The Washington area is known as something of a global melting pot for people, but it also holds a mixture of other species from around the world.

Biologist Jonathan McKnight is in charge of fighting invasive species with Maryland's Department of Natural Resources. His office is piled high with files and reports and a monstrous looking dead rodent staring down from a shelf.

"This guy here is the nutria, a 20-pound, this is a 20-pound on average swamp rat that was introduced from South America because everybody thought wouldn't it be great to have a whole new animal that we could make fur coats out of," he says.

McKnight says the nutria, with its long orange teeth and webbed feet, is an existential threat to the Washington region's marshes.

"These guys didn't just graze, they actually ate it, whole, they'd go into an area, eating it 24/7, they would leave a mudflat behind where there was a healthy marsh earlier," he says.

That's what invasive species do. Without any predators or parasites to stop them, they run amok, drive other life forms out and just mess up the natural balance.

"In most cases, an invasive species that gets into the environment and does well there, it's a lost cause," McKnight says.

In some instances, it could be said that invasives spur evolution -- they provide a new stress that creatures must quickly adapt to. But in another sense, some invasives are undoing evolution: They threaten to wipe out speciation and diversity that took hundreds of millions of years to create.
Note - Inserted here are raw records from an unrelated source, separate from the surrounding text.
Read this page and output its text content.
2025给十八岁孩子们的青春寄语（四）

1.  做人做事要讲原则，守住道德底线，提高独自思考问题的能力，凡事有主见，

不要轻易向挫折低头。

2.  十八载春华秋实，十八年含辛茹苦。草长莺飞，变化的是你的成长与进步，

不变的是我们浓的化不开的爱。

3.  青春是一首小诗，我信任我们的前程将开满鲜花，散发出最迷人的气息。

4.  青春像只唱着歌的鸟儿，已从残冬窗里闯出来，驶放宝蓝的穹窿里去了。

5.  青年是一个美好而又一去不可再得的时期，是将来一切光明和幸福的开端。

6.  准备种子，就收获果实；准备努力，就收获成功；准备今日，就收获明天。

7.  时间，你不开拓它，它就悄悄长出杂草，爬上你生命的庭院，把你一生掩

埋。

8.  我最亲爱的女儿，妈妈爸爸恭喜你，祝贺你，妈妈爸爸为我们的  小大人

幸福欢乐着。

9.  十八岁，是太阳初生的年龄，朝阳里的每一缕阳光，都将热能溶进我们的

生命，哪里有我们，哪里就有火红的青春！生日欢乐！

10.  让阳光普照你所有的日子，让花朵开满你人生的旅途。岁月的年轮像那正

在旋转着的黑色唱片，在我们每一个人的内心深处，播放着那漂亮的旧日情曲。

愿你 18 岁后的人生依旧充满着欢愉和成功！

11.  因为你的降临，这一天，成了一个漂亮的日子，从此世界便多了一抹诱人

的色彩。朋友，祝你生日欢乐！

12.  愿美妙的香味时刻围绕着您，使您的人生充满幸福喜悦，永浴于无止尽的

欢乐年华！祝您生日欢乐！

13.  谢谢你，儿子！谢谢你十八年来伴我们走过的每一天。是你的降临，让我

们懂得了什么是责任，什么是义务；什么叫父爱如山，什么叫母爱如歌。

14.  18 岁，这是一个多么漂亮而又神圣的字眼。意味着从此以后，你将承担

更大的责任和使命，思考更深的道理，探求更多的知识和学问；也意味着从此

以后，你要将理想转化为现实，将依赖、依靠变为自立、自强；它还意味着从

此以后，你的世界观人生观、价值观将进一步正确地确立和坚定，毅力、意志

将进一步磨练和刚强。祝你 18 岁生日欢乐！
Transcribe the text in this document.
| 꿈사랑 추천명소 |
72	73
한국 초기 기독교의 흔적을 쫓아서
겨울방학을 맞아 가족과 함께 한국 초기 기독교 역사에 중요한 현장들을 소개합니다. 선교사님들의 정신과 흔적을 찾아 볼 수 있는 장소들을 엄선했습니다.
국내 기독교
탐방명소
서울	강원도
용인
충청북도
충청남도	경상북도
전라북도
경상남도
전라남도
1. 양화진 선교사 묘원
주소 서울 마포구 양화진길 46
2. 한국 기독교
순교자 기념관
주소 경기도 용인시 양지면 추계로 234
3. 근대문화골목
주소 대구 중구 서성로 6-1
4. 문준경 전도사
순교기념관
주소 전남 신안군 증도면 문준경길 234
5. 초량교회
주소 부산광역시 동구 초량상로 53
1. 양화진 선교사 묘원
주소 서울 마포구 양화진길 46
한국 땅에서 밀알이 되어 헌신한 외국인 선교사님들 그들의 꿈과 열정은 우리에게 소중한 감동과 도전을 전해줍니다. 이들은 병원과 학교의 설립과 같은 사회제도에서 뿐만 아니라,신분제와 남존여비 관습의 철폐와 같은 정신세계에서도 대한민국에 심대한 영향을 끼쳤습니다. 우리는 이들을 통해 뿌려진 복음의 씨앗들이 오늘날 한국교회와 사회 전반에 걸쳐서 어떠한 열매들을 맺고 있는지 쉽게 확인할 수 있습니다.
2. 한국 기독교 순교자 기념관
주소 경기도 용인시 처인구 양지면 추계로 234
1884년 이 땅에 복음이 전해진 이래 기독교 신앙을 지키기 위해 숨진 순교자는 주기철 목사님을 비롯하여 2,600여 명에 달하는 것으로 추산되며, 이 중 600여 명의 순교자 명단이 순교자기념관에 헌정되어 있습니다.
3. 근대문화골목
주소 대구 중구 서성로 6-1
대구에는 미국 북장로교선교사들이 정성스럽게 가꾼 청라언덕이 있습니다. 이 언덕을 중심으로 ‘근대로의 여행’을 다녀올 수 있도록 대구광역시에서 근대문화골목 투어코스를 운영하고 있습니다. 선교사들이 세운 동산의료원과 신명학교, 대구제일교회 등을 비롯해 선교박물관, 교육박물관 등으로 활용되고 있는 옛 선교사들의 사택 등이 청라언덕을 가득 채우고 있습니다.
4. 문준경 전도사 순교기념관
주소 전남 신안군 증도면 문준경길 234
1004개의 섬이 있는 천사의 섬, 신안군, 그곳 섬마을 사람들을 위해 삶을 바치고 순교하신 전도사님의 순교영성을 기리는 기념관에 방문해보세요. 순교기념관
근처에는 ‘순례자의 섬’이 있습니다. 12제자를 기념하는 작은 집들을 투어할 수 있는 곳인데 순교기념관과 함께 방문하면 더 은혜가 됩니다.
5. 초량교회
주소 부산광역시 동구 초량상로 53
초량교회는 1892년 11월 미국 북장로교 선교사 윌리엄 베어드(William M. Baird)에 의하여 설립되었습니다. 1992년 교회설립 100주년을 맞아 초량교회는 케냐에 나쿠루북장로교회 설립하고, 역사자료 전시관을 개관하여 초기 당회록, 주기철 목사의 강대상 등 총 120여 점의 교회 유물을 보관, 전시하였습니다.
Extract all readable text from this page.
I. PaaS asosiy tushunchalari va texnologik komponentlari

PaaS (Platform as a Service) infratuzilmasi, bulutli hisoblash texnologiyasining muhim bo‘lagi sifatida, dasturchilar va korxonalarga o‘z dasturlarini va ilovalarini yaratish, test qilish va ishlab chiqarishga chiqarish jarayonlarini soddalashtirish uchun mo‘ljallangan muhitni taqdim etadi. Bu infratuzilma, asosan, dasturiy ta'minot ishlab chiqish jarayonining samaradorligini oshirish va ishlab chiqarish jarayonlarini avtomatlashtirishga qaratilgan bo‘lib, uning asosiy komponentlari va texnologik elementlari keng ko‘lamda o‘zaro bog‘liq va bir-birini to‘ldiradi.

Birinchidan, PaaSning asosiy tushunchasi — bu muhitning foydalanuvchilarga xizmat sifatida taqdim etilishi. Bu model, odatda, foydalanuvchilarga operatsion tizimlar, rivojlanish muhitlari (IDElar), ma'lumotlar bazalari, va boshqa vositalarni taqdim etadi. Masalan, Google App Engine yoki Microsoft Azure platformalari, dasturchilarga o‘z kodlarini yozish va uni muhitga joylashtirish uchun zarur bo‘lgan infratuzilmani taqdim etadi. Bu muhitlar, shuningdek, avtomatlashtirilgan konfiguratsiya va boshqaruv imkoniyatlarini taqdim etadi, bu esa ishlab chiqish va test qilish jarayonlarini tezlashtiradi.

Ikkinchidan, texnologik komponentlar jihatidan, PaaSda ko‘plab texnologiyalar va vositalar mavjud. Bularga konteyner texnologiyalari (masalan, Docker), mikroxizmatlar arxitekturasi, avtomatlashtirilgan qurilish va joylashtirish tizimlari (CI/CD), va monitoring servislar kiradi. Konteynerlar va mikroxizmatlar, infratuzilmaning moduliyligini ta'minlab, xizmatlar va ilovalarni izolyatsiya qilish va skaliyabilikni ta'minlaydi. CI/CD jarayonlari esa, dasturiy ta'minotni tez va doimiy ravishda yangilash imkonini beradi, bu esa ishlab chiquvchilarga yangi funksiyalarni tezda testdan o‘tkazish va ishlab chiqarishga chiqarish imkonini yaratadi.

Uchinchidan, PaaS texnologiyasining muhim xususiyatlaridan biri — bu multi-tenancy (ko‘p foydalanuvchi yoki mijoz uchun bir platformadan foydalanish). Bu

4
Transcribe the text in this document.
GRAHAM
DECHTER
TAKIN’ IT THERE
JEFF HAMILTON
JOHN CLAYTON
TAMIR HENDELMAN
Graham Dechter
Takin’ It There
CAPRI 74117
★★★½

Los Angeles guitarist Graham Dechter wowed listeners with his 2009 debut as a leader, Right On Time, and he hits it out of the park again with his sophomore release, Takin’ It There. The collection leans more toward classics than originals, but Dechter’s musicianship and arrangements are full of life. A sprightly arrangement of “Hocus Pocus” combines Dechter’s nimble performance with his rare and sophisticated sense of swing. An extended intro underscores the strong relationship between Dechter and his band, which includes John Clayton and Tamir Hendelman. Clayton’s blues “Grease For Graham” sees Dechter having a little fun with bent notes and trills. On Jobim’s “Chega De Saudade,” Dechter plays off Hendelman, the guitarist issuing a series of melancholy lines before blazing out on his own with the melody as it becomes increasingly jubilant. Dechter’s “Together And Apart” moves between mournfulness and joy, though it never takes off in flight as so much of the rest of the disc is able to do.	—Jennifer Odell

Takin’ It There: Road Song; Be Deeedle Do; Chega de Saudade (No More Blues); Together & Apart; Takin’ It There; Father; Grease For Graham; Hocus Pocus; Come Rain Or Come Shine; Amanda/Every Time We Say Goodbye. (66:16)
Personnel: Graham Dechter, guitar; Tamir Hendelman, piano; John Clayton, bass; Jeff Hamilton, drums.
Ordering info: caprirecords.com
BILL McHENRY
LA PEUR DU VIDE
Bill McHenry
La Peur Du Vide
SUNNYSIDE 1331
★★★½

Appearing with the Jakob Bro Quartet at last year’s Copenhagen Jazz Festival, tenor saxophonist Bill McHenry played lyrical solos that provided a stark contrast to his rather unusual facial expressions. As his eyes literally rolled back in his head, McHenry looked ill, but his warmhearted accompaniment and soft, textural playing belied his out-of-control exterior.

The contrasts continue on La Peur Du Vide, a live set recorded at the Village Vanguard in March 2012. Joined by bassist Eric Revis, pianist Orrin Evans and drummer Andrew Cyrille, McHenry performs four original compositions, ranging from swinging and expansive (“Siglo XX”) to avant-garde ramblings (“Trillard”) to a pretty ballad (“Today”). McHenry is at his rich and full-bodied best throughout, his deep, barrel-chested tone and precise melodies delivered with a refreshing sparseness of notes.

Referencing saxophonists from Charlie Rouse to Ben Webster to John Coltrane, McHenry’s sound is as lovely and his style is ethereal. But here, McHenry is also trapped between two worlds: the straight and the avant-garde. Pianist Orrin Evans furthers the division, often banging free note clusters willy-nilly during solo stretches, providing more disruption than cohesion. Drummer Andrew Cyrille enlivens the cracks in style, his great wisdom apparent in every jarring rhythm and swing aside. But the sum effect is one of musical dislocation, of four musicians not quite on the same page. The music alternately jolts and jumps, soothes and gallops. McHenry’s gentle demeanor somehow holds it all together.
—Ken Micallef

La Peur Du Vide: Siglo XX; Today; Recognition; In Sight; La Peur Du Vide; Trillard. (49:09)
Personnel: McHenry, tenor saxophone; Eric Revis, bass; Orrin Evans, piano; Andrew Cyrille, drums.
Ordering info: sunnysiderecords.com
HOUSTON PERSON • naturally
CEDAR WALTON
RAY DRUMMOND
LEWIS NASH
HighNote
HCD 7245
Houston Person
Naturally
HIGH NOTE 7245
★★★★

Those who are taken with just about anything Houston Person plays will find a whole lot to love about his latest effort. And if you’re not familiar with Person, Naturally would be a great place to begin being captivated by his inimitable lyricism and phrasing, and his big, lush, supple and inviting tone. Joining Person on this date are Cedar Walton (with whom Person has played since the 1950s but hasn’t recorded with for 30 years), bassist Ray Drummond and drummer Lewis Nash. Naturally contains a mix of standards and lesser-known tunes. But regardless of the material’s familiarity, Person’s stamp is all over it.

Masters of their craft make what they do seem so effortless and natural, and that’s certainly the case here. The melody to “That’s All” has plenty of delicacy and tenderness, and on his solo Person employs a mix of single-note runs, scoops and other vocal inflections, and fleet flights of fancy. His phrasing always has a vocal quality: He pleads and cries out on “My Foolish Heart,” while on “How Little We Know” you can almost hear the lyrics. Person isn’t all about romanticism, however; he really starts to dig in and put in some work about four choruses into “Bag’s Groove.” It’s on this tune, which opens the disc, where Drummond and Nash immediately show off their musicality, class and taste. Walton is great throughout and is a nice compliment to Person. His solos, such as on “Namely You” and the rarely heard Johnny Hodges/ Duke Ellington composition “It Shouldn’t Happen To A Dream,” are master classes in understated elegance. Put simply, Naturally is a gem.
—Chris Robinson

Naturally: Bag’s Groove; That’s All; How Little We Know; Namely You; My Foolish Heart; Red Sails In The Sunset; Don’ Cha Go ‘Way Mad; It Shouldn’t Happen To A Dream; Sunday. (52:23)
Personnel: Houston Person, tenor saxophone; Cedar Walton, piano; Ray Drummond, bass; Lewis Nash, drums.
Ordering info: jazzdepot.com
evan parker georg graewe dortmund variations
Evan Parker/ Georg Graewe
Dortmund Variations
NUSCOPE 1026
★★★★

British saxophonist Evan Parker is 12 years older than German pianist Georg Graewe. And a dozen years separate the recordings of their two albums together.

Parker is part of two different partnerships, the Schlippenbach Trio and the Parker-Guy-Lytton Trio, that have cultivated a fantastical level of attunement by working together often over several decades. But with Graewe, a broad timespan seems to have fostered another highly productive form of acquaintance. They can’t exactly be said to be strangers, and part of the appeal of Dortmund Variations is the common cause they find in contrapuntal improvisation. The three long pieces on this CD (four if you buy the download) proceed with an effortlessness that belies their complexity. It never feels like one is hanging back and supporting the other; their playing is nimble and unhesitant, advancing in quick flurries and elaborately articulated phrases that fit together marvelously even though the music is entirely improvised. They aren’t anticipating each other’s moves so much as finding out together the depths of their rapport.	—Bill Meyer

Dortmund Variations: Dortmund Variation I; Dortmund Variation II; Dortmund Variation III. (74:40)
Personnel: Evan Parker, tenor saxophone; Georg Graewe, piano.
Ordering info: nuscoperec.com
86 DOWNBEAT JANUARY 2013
And, McKnight points out, humans may be the ultimate invasive species. Humans have increased the natural rate of extinction at least 1,000 fold, in part by introducing other invasive species.

In some cases, the genie can be put back into the bottle. For instance, McKnight says Maryland could eradicate the nutria in the next five years.

"We're using satellite imagery, GPS locators, radio telemetry, in combination with things like trapping of animals to remove them," he says.

It hasn't been cheap. It's taken a decade so far and nearly $2 million a year to do it. The best strategy, he says, is preventing invasives such as the nutria from ever getting here in the first place.